Setelah pertemuan kongres di Bandoeng yang begitu sukses dan tidak seperti biasanya, kami sangat menikmati karyawisata di negeri yang sangat bagus di pulau Djawa ini. Sebagai perwakilan delegasi dari Jepang, ijinkanlah saya menyampaikan rasa terima kasih yang tulus kepada Bapak Presiden dan Sekretaris Jenderal, juga kepada para anggota panitia, atas semua persiapan yang begitu baik dalam Kongres ini.
Kami juga berhutang budi kepada para pemandu karyawisata kami yang sangat kami hargai, yang tidak hanya bersusah payah membuat buku panduan yang benar dan terperinci, tetapi juga mengantarkan kami untuk melihat-lihat daerahnya masing-masing. Saya harap mereka dapat menerima rasa terima kasih dari dalam hati kami ini.
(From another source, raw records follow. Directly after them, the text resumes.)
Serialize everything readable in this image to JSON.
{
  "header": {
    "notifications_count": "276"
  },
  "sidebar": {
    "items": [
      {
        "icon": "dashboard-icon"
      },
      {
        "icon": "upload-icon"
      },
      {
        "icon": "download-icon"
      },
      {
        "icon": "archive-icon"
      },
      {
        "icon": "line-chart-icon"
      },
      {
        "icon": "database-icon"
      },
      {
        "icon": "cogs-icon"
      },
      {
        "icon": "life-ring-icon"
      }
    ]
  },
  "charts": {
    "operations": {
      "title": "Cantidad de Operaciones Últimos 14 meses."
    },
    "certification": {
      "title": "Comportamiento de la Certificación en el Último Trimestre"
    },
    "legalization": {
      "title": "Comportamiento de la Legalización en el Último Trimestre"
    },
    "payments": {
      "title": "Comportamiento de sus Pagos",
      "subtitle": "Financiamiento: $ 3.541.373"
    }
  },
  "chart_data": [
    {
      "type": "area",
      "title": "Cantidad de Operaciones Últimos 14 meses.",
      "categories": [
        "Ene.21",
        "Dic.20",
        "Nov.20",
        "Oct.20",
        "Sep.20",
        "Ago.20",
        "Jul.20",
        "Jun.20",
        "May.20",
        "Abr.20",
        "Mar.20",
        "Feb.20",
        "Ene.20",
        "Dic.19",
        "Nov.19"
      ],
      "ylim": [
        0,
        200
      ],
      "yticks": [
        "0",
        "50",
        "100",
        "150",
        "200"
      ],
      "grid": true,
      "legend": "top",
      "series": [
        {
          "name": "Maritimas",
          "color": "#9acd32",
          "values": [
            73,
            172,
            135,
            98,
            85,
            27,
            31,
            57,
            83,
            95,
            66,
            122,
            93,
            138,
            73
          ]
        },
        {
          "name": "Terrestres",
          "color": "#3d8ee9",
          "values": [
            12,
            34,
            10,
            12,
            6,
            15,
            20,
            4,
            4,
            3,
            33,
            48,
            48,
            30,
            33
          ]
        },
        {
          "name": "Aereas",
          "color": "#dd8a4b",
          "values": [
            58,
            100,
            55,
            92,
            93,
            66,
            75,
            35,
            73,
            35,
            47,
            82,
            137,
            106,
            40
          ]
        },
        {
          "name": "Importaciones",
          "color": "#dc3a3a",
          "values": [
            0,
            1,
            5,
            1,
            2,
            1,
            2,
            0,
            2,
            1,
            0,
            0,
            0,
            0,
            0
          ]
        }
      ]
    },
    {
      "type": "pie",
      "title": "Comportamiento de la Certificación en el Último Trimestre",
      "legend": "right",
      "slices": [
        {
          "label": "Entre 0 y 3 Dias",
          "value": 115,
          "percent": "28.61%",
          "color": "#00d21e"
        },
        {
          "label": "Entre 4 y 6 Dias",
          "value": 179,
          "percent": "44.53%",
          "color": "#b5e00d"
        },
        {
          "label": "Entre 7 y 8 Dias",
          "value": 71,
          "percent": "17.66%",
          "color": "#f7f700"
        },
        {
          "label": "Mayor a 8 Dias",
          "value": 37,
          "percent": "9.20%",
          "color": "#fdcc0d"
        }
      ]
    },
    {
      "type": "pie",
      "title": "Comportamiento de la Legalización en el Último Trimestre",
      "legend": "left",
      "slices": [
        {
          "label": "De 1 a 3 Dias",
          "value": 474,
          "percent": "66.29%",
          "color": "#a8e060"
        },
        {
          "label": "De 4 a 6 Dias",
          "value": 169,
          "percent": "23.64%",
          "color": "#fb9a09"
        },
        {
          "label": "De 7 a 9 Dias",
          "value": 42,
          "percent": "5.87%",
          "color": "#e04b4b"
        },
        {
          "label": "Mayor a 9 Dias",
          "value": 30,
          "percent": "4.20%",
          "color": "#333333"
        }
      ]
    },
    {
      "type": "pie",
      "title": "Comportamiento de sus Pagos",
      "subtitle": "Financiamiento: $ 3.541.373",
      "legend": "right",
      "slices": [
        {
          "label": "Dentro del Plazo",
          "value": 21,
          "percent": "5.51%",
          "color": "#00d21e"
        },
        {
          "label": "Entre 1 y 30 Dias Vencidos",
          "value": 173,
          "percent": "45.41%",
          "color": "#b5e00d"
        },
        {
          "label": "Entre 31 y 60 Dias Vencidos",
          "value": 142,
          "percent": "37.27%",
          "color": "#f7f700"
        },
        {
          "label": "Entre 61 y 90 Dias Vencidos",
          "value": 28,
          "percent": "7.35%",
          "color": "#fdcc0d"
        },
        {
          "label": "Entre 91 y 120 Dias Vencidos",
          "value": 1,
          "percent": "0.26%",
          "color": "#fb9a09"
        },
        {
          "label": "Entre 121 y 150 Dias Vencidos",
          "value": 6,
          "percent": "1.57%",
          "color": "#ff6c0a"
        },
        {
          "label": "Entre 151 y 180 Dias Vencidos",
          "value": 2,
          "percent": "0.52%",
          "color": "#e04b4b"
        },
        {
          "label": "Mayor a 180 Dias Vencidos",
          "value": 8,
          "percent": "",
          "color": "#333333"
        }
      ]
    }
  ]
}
Terima kasih juga saya ucapkan kepada Gubernur Djawa Timur, Walikota dan Panitia Daerah di Soerabaja yang telah berusaha memberikan pelayanan yang memuaskan.
Tidak ada kata-kata yang tepat untuk melukiskan perasaan kami di sini di acara makan malam perpisahan ini. Untuk merayakan kesuksesan yang hebat dari Kongres Pasifik yang keempat ini, mari kita berdiri dan berteriak ‘Banzai’ tiga kali.
Hadirin yang terhormat, saya harap, anda sekalian akan mendukung dan bergabung bersama kami”.
(Seperti yang tertulis pada teks asli di Proceedings of The Fourth Pacific Science Congress 1929, Vol. I.)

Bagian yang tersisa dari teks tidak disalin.